The purpose of my final project was to implement some form of color-bleeding via the Monte Carlo approach to raytracing -- by casting out sampling rays from a given point in order to determine the amount of color the other objects in the scene provide.
The ray tracer does this by randomly casting 256 rays out from every ray-object intersection point. The random rays are cast so that they are anywhere between 0 and 90 degrees from the object's normal at the intesection point. These rays each return the color of whever nearest object they hit. The colors are then averaged to form the average color found by the rays. A fraction of the average color is then given to the initial point (where the 256 random rays were cast from) which creates the color-bleeding effect.
My ray tracer builds an oct-tree from the objects in the scene, which helps to decrease the run-time of larger files.
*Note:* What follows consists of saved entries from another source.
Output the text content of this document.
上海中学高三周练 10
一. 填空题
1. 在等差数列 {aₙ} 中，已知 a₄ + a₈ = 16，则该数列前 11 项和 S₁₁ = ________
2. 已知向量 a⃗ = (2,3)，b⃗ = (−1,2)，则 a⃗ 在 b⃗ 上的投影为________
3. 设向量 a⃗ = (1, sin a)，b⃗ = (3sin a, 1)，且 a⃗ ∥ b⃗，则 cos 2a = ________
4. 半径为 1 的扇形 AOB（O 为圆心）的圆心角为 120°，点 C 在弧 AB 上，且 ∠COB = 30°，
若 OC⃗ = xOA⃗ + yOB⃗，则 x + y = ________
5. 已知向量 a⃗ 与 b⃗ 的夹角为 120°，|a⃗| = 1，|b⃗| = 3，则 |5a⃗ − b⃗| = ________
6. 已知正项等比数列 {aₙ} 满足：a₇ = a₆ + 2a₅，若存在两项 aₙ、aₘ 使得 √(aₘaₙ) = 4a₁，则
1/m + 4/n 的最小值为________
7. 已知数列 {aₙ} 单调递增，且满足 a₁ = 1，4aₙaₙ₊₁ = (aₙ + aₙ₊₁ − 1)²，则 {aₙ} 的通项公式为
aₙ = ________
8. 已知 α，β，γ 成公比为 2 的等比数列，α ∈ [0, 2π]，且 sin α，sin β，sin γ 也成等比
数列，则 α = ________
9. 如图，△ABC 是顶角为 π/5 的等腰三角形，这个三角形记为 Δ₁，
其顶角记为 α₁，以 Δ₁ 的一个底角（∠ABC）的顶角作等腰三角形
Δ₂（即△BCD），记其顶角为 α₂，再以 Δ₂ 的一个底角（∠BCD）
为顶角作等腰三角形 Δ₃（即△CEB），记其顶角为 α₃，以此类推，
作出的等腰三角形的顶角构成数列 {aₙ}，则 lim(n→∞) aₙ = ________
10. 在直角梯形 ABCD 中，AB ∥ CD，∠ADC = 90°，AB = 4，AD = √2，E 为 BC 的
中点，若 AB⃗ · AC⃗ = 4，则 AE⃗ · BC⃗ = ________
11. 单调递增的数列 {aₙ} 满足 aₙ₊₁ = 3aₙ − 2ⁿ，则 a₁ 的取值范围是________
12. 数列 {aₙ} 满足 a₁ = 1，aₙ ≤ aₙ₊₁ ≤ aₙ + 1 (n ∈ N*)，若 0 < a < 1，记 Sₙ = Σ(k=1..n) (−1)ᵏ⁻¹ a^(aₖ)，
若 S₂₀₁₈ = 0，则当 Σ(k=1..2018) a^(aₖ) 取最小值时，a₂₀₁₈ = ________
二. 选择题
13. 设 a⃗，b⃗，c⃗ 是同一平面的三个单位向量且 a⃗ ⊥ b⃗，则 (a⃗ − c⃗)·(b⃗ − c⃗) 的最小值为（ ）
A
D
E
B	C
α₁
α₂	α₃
For "bunny_jumbo.pov", it normally would have taken almost 30 minutes to run without the oct-tree (and without anti-aliasing or doing Monte Carlo). With the oct-tree, "bunny_jumbo.pov" only takes about 4 minutes to fully run (also without anit-aliasing or Monte Carlo).
For scenes with very few objects, however, the oct-tree doesn't seem to have any effect on the ray tracer's performance. Each of the scenes below required about 10-12 minutes to run with Monte Carlo but without anti-aliasing, and about 90-120 minutes to run with Monte Carlo and with anti-aliasing (9 rays per pixel).